Freedom from knowledge. Modern mind has lost all capacity to wonder. It has lost all capacity to look into the mysterious, into the miraculous - because of knowledge, because it thinks it knows. Well Zen is a kind of unlearning. It teaches you how to drop that which you have learned, how to become unskilful again, how to become a child again, how to start existing without mind again. To quote Zen Master Ma-Tzu "The mind that does not understand is the Buddha. There is no other." Well this non-understanding mind is the mind Zen promotes.


Therefore the Zen disciple does not hanker for knowledge; he wants to be, not to know. He is no longer interested in having more knowledge; he wants to have more being. To quote another Zen saying "In the beginner's mind there are many possibilities, in the expert's mind there are few". What Zen does is return your mind to that of a beginner in order so that it can open to the infinite possibilities that exist and the realisation that ordinary life itself is miraculous. As the famous D. T. Suzuki put it "Zen opens a man's eyes to the greatest mystery as it is daily and hourly performed; it enlarges the heart to embrace the eternity of time and infinity of space in its every palpitation; it makes us live in the world as if walking in the garden of Eden". Eloquent words indeed, but also very true. To watch the clouds without thought is to love the clouds, to see the flowers without thought is to enjoy the flowers, to sweep the floor, to peel potatoes, to wash the dishes, to sit on a wall and watch the cows, even the most seemingly mundane activities become enjoyable when they are perfomed with am empty mind in full attendance.

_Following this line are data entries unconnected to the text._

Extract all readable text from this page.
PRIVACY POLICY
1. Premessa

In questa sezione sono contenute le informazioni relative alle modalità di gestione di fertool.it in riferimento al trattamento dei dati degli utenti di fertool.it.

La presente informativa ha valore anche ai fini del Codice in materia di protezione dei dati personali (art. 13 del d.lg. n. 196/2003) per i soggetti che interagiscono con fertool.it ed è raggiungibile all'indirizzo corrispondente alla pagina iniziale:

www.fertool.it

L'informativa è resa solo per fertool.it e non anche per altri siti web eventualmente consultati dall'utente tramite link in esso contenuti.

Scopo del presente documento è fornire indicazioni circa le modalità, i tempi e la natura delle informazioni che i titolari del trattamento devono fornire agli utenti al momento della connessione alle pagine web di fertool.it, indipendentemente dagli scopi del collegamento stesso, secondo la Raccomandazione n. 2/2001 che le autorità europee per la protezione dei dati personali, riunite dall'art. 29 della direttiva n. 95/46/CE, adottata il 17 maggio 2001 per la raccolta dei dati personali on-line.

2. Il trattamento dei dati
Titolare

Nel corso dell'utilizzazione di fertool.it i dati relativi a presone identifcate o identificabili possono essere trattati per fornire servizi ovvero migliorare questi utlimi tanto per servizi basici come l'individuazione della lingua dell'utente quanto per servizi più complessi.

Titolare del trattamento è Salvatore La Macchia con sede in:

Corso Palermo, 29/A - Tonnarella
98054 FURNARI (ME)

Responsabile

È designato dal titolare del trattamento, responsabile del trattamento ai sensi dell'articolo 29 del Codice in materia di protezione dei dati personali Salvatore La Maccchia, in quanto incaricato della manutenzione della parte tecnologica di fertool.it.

Freedom from desire. Desires can never be satisfied. We all know this deep down. Even if we get what we want, we desire to keep it, and so Zen teaches to be empty. To look into the nature of things without want, without plan. Nothing is there to be done. There is nothing to gain. This is another cornerstone of Zen Buddhism, and indeed Taoism; one does not practise to gain. This flys in the face of Western thought and seems counterintuitive to many and so it’s worth expanding upon: one doesn't practice Zen with an aim to seek one's true nature or truth. That is not how to discover true nature. That is not how to discover truth. Both true nature and truth are ever present. So how does one realise them? By shedding that which keeps us from them – namely desire and illusion. So, yes, one has simply to be. Have a rest and be ordinary and be natural. We can say that the life of Zen begins, therefore, with the disillusion in the pursuit of goals which do not really exist - the good without the bad, the morrow which never comes, and the gratification of a self which is no more than an idea.


Freedom from ego. This is the crux. The meat and bones. Desire, suffering, knowledge, all products of the ego, but the ego is a phantom, nothing other than the focus of conscious attention, so to tackle fear, desire and the rest of it, one must tackle the ego.


This is no easy task. Indeed it's been described as the most difficult thing in the world, for it involves the abandonment of the self. It takes courage to abandon the self, it involves shedding things you like about yourself, shedding things others like about yourself, in short it means becoming detached and disentangled from the world - something that quickly manifests into isolation. As Buddha himself put it, "Those who commit to my teaching walk alone". And it’s this apect that is difficult or frightening to many. However, this is only an outward appearance, for deep down one feels a heightened sense of connection to every single thing, from a grain of sand to a pebble to a tree to a mouse to a human being to a cloud to a star. For ultimately it is the ego that stands between one's unity with everything.